In a few months or years things will be back to some kind of normal and you’ll have less free time to be bored. You might even look back on this time and wish you’d taken advantage of the opportunity to do the things you’d been putting off.
When you think of work, what sort of works come to mind?
Is it fun, exciting, thought provoking, challenging and interesting…
or is it more along the lines of boring, difficult, repetitive and time consuming?
Work often comes with a negative connotation that has nothing to do with the actual work.
The truth is work can be interesting and difficult or thought provoking and time consuming. But that doesn’t mean we shouldn’t enjoy it.
Of course if you’re inner monologue is on a loop about how boring your work is you probably won’t have a good time doing it.

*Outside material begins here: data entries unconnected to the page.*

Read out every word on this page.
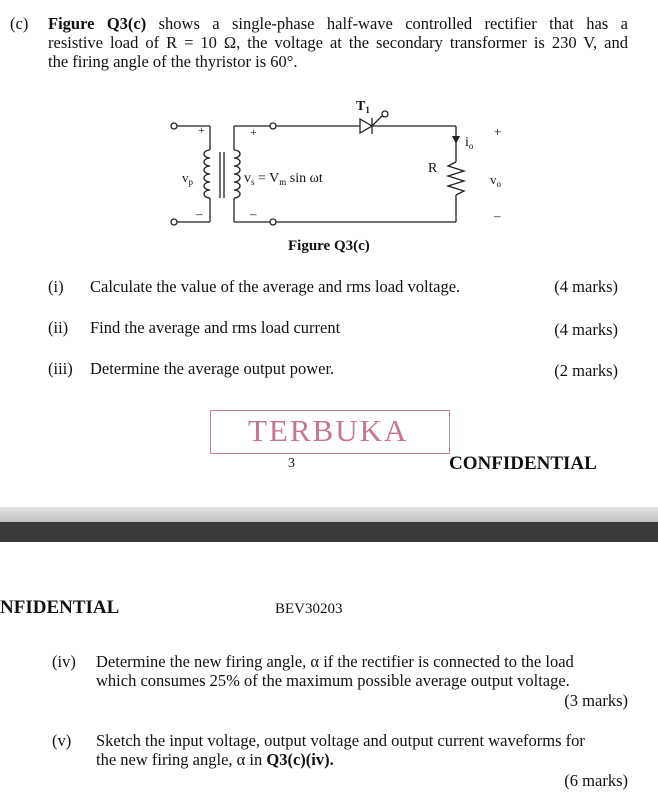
(c) Figure Q3(c) shows a single-phase half-wave controlled rectifier that has a
resistive load of R = 10 Ω, the voltage at the secondary transformer is 230 V, and
the firing angle of the thyristor is 60°.
+
–
+
–
$v_p$	$v_s = V_m$ sin ωt
$T_1$
R
$i_o$
+
$v_o$
–
Figure Q3(c)
(i) Calculate the value of the average and rms load voltage.	(4 marks)
(ii) Find the average and rms load current	(4 marks)
(iii) Determine the average output power.	(2 marks)
TERBUKA
3	CONFIDENTIAL
NFIDENTIAL	BEV30203
(iv) Determine the new firing angle, α if the rectifier is connected to the load
which consumes 25% of the maximum possible average output voltage.
(3 marks)
(v) Sketch the input voltage, output voltage and output current waveforms for
the new firing angle, α in Q3(c)(iv).
(6 marks)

The work often gets better once you engross yourself in it instead of having ‘negative’ feelings toward it.
Often when a person finds themselves craving something new, it’s because they’re bored with where they’re at.
As much as familiarity can be comforting and pleasant, for many people they find themselves at a point where they want more.
You find yourself wanting something different, not because what you’re used to isn’t working but because you want to remember the feeling of newness.
It’s like taking a different route home every once in a while. You do it to switch things up not because you never want to take your usual route again.
This idea can apply to so many things and one of them is the work you do. When you’re doing the same thing over and over you’ll get sick of it after a while because you’re no longer doing it consciously, you’re not thinking or stretching your mind and you want to be challenged.
So, you put yourself forward for a new type of work. It’s new and unfamiliar and you enjoy it simply because it’s not what you’re used to.
The beauty of this kind of situation is after you’re tried something new, you can go back to what you were doing before often with new found appreciation.
If you think you’re bored you might find that there’s actually something you’re avoiding.
So often we find ourselves feeling like we have nothing to do, when in reality we’re just putting off what needs to be done.
When you don’t want to do something, it feels easier to avoid it in favour of something else, even if something else is doing nothing at all
Ever have those days where you’re just pottering around the house not quite sure what to do.
There are at least 17 things you could be doing but instead of getting things done you just sort of flitter from one thing to another, aimlessly.
It’s kind of like a sort of boredom, almost bored but not quite.
I find that those days usually turn out to be wasted. I’ve learnt that, it’s best to either give in and allow yourself to be totally bored or make good use of your time and do what needs to be done.
Being indecisive, caught between do nothing and something is a real waste of time.